Kendisine şiddet uygulayan ve seks işçiliği yapmaya zorlayan kocasını öldürdüğü için 15 yıl hapis cezası alan Çilem Doğan’ın Yargıtay’daki ilk duruşması görüldü. Türkiye’nin çeşitli yerlerinden destek için gelen kadınlar ve basın duruşma salonuna alınmadı. Savcı cezanın onanmasını isterken Doğan’ın avukatları, savunmalarında müvekkillerinin meşru müdafaada bulunduğuna ve beraat etmesi gerektiğini söyledi. Avukatların savunmalarının ardından mahkeme heyeti kararı 4 Kasım’da vereceğini açıkladı
Kendisine şiddet uygulayan ve seks işçiliği yapmaya zorlayan kocasını öldürdüğü için 15 yıl hapis cezası alan, ardından kefaletle serbest bırakılan Çilem Doğan’ın Yargıtay’daki davası başladı. Türkiye’nin çeşitli yerlerinden gelen Doğan’a destek için gelen kadınlar da Yargıtay ek hizmet binası önünde buluştu.
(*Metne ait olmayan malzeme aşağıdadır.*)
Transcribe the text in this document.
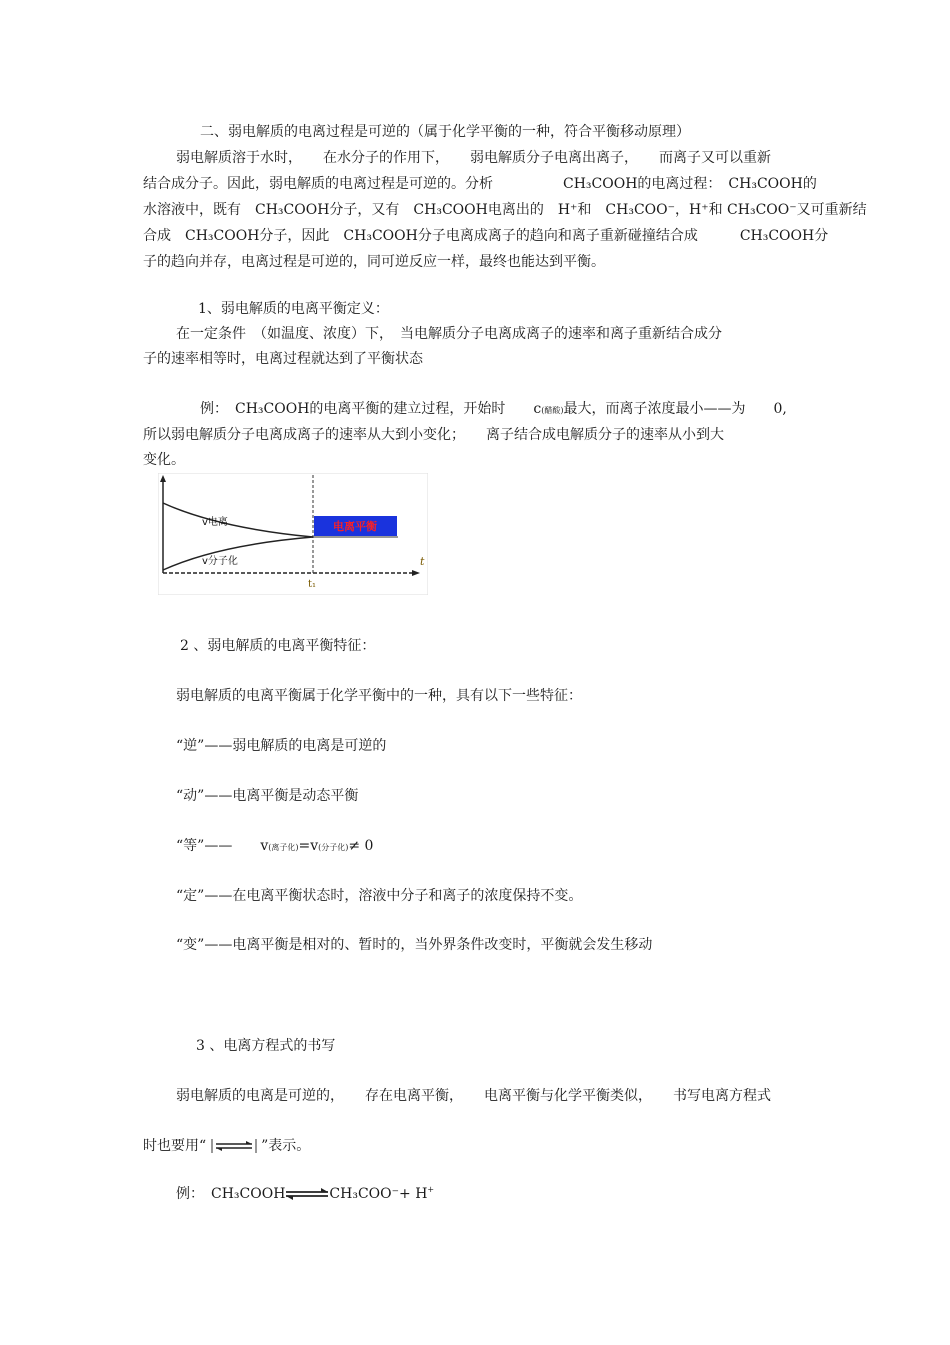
二、弱电解质的电离过程是可逆的（属于化学平衡的一种，符合平衡移动原理）
弱电解质溶于水时，　　在水分子的作用下，　　弱电解质分子电离出离子，　　而离子又可以重新
结合成分子。因此，弱电解质的电离过程是可逆的。分析　　　　　CH₃COOH的电离过程：　CH₃COOH的
水溶液中，既有　CH₃COOH分子，又有　CH₃COOH电离出的　H⁺和　CH₃COO⁻，H⁺和 CH₃COO⁻又可重新结
合成　CH₃COOH分子，因此　CH₃COOH分子电离成离子的趋向和离子重新碰撞结合成　　　CH₃COOH分
子的趋向并存，电离过程是可逆的，同可逆反应一样，最终也能达到平衡。
1、弱电解质的电离平衡定义：
在一定条件　（如温度、浓度）下，　当电解质分子电离成离子的速率和离子重新结合成分
子的速率相等时，电离过程就达到了平衡状态
例：　CH₃COOH的电离平衡的建立过程，开始时　　c(醋酸)最大，而离子浓度最小——为　　0,
所以弱电解质分子电离成离子的速率从大到小变化；　　离子结合成电解质分子的速率从小到大
变化。
v电离
v分子化
电离平衡
t₁
t
2 、弱电解质的电离平衡特征：
弱电解质的电离平衡属于化学平衡中的一种，具有以下一些特征：
“逆”——弱电解质的电离是可逆的
“动”——电离平衡是动态平衡
“等”——　　v(离子化)=v(分子化)≠ 0
“定”——在电离平衡状态时，溶液中分子和离子的浓度保持不变。
“变”——电离平衡是相对的、暂时的，当外界条件改变时，平衡就会发生移动
3 、电离方程式的书写
弱电解质的电离是可逆的，　　存在电离平衡，　　电离平衡与化学平衡类似，　　书写电离方程式
时也要用“ ⇌ ”表示。
例：　CH₃COOH⇌CH₃COO⁻+ H+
Mahkeme heyeti Doğan’a desteğe gelen kadınların duruşmayı izlemek için salona girmesine izin vermedi. Yalnızca soyadı “Doğan” olan kişilerin içeri girmesine izin verileceği söylendi. Sonradan soyad kısıtını kaldırarak içeriye yalnızca beş kişinin girmesine müsaade eden heyet, basını da içeri almadı. 30’dan fazla avukatın takip ettiği dava için duruşma salonunda yalnızca dört sandalyenin konulmuş olması dikkat çekti.
Çilem Doğan, duruşmaya katılmadı. Savcının cezanın onanmasını istediği duruşmada Doğan’ın avukatları savunmalarında müvekkillerinin meşru müdafaada bulunduğuna dikkat çekerek beraatini talep etti.
Bu duruşmada yalnızca Çilem Doğan’ın avukatları savunma yaptı. Mahkemede savcı, cezanın onanmasını istedi. Doğan’ın Yargıtay duruşması yetki belgesi krizi ile başladı. Başkan asıl vekil varken yetki belgesi verilen avukatlar duruşmaya katılamaz şeklinde usulde olmayan bir kural koymaya çalıştı.
Çilem Doğan’ın avukatlarından ilk söz alan Av. İsa Ayanoğlu oldu. Ayanoğlu, meşru müdafaa kapsamında TCK’nin 27’nci maddesinin uygulanmasını istedi. Hasan Karabulut’un bir suç dosyası olduğunu hatırlatan Ayanoğlu, “Çilem daha önce Karabulut’u Kaçakçılık ve Organize Suçlarla Mücadele’de (KOM) şikayet etmişti. Hasan Karabulut’un KOM’a yapılan şikayeti öğrenmesinin ardından tartışma başladı” dedi. Mahkeme başkanı Ayanoğlu’nun sözlerini keserek başka duruşmalarının da olduğunu ve bu kadar ayrıntılı savunma yapmamasını söyledi.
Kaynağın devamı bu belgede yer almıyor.